La Fondation Maeght propose du 29 Juin au 17 Novembre 2019 un hommage au grand créateur Joan Miro, le fauve catalan selon sa propre expression. Cette exposition est le fruit d’une histoire d’amour, l’amitié est une des formes de l’amour, entre Marguerite et Aimé Maeght, leur ami architecte J.L.Sert et Joan Miro.

Dès le début des années 1960, Miró participe activement au grand projet d’Aimé et de Marguerite Maeght, qui ont établi leur fondation à Saint-Paul-de-Vence. Le couple, inspiré par la visite de l’atelier du peintre à Cala Major, fait appel au même architecte — Josep Lluís Sert — pour la construction du bâtiment et l’aménagement des jardins. Un espace particulier est réservé à Miró.

Photo William Boccara

L’amitié crée une constellation d’œuvres : la fondation Maeght possède 275 œuvres de Miró parmi lesquelles 8 grandes peintures, 160 sculptures, 73 aquarelles, gouaches, et dessins sur papier, une tapisserie monumentale, un important vitrail intégré à l’architecture, 28 céramiques, ainsi que des œuvres monumentales créés spécialement pour le jardin-labyrinthe. Toutes ces créations ont été données à la fondation par Marguerite et Aimé Maeght, ainsi que par Joan Miró, et par la suite, les descendants des familles Maeght et Miró, ainsi que la succession Miró. C’est grâce à leur générosité que s’est ainsi constitué un fabuleux patrimoine, unique en France, un lieu privilégié pour mieux partager les rêves de Joan Miró.

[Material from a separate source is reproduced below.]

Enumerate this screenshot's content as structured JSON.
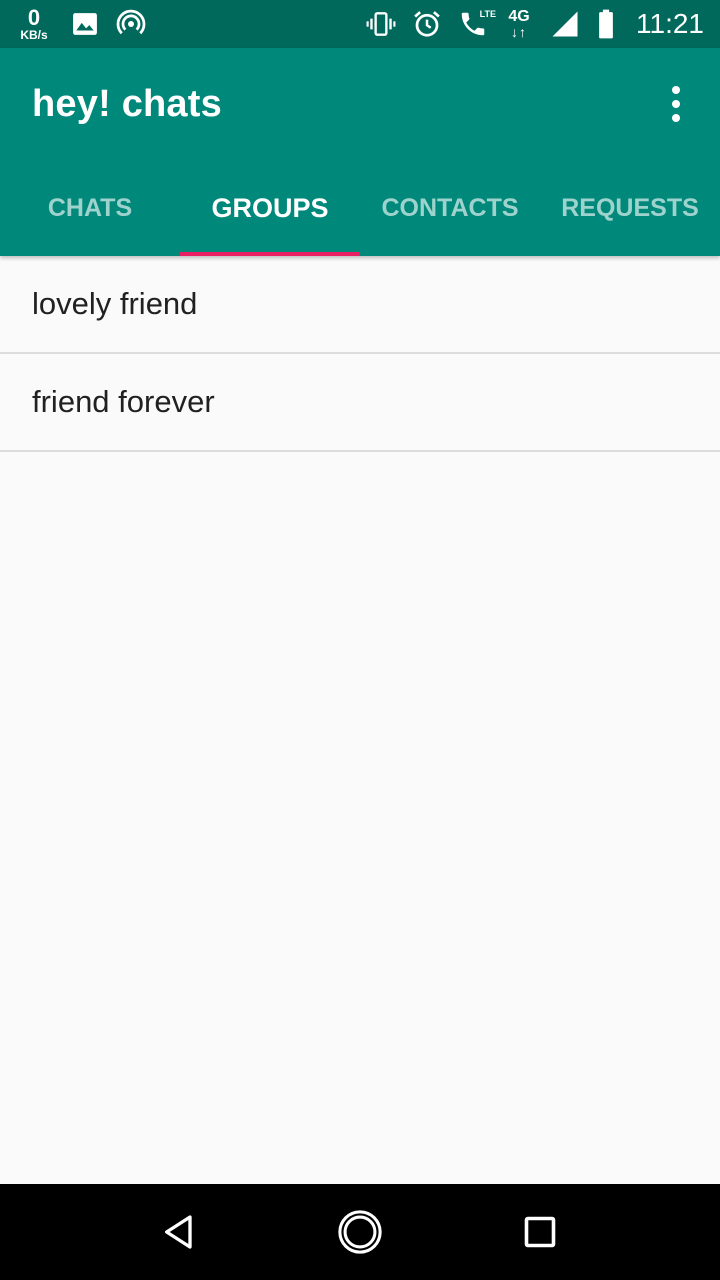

Comment interpréter le titre de l’exposition ?

Il n’y a rien à expliquer à une œuvre qui ne nomme pas ! Miro ne s’attache pas à l’anecdotique mais à l’essentiel.

Elle dit les métamorphoses du vivant en une magie surréaliste qui lie des créatures hybrides de l’œuf de la création aux constellations…Et puis son caractère « enfantin » rend simple le merveilleux. Sa candeur nous ouvre à une dimension poétique… En fait son parcours ne s’est pas arrêté à l’enfance ! Il y a chez Miro un refus d’intellectualiser ses problèmes et il déploie une énergie pour aller à la conquête des pouvoirs perdus de l’enfance. E Morin parlerait de simplexité ! De plus il faut d’abord réaliser le vide en soi pour atteindre ce point infini !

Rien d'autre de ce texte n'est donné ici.